Tor smiled. “Near enough.”

She didn’t spill anything that evening, and she and Tor reminded each other of the most embarrassing childhood moments they could think of, and laughed. Galanna and Perlith’s wedding was not mentioned once.

“Do you remember,” she said, “when I was very young, almost a baby still, and you were first learning to handle a sword, how you used to show me what you’d learned—”

“I remember,” he said, smiling, “that you followed me around and wheedled and wept till I was forced to show you.”

“Wheedled, yes,” she said. “Wept, never. And you started it; I didn’t ask to get put in a baby-sack while you leaped your horse over hurdles.”

“My own fault, I admit it.” He also remembered, though he said nothing of it, how their friendship had begun. He had felt sorry for his young cousin, and had sought her first out of dislike for those who wished to ostracize her, especially Galanna, but soon for her own sake: for she was wry and funny even when she could barely speak, and loved best to find things to be enthusiastic about; and did not remind him that he was to grow up to be king. He had never quite learned to believe that she was always shy in company, nor that the shyness was her best attempt at a tactful acknowledgement of her precarious place in her father’s court; nor that her defensive obstinacy was quite necessary.

It was to watch her take fire with enthusiasm that he had made a small wooden sword for her, and shown her how to hold it; and later he taught her to ride a horse, and let her ride his own tall mare when the first of her pretty, spoiled ponies had made her wish to give up riding altogether.
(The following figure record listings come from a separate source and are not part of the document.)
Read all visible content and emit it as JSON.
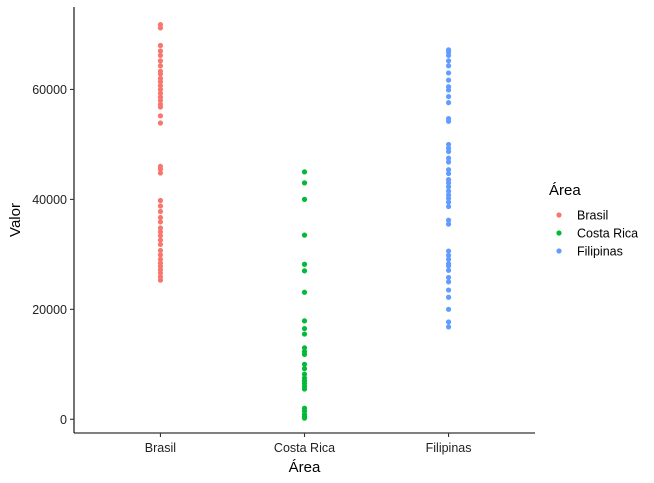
{
  "chart_data": {
    "type": "scatter",
    "title": "",
    "xlabel": "Área",
    "ylabel": "Valor",
    "ylim": [
      -2500,
      75000
    ],
    "yticks": [
      0,
      20000,
      40000,
      60000
    ],
    "ytick_labels": [
      "0",
      "20000",
      "40000",
      "60000"
    ],
    "categories": [
      "Brasil",
      "Costa Rica",
      "Filipinas"
    ],
    "grid": false,
    "legend": {
      "title": "Área",
      "placement": "right",
      "entries": [
        "Brasil",
        "Costa Rica",
        "Filipinas"
      ]
    },
    "series": [
      {
        "name": "Brasil",
        "color": "#F8766D",
        "category": "Brasil",
        "values": [
          71800,
          71200,
          68000,
          67000,
          66200,
          65200,
          64300,
          63300,
          62800,
          62000,
          61400,
          60700,
          60000,
          59300,
          58600,
          58000,
          57300,
          56800,
          55200,
          53900,
          46000,
          45500,
          44800,
          39800,
          38800,
          37800,
          36700,
          35900,
          34800,
          34100,
          33400,
          32600,
          31800,
          30700,
          29900,
          29100,
          28400,
          27800,
          27200,
          26600,
          25900,
          25300
        ]
      },
      {
        "name": "Costa Rica",
        "color": "#00BA38",
        "category": "Costa Rica",
        "values": [
          45000,
          43000,
          40000,
          33500,
          28200,
          27000,
          23100,
          17900,
          16500,
          15500,
          13000,
          12300,
          11800,
          10000,
          9200,
          8200,
          7500,
          7000,
          6500,
          6000,
          5500,
          2000,
          1500,
          900,
          500,
          200
        ]
      },
      {
        "name": "Filipinas",
        "color": "#619CFF",
        "category": "Filipinas",
        "values": [
          67200,
          66800,
          66200,
          65200,
          64300,
          63000,
          61700,
          60500,
          59900,
          58700,
          57600,
          54700,
          54200,
          50000,
          49300,
          48700,
          47500,
          46800,
          45400,
          44700,
          43600,
          43000,
          42300,
          41500,
          40800,
          40200,
          39500,
          38700,
          36200,
          35500,
          30600,
          29800,
          29100,
          28300,
          27900,
          27100,
          25800,
          25000,
          23500,
          22200,
          20000,
          17700,
          16800
        ]
      }
    ]
  }
}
He had shown her how to hold a bow, and to send an arrow or a spear where she wished it to go; how to skin a rabbit or an oozog, and how best to fish in running streams and quiet pools. The complete older brother, he thought now, and for the first time with a trace of bitterness.

“I can still hunt and fish and ride,” she said. “But I miss the swordplay. I know you haven’t much spare time these days—” She hesitated, calculating which approach would be likeliest to provoke the response she desired. “And I know there’s no reason for it, but—I’m big enough now I could carry one of the boys’ training swords. Would you—”

“Train you?” he said. He was afraid he knew where her thoughts were tending, although he tried to tell himself that this was no worse than teaching her to fish. He knew that even if he did grant her this it would do her no good; it didn’t matter that she was already a good rider, that she was, for whatever inbred or circumstantial reasons, less silly than any of the other court women; that he knew from teaching her other things that he could probably teach her to be a fair swordswoman. He knew that for her own sake he should not encourage her now.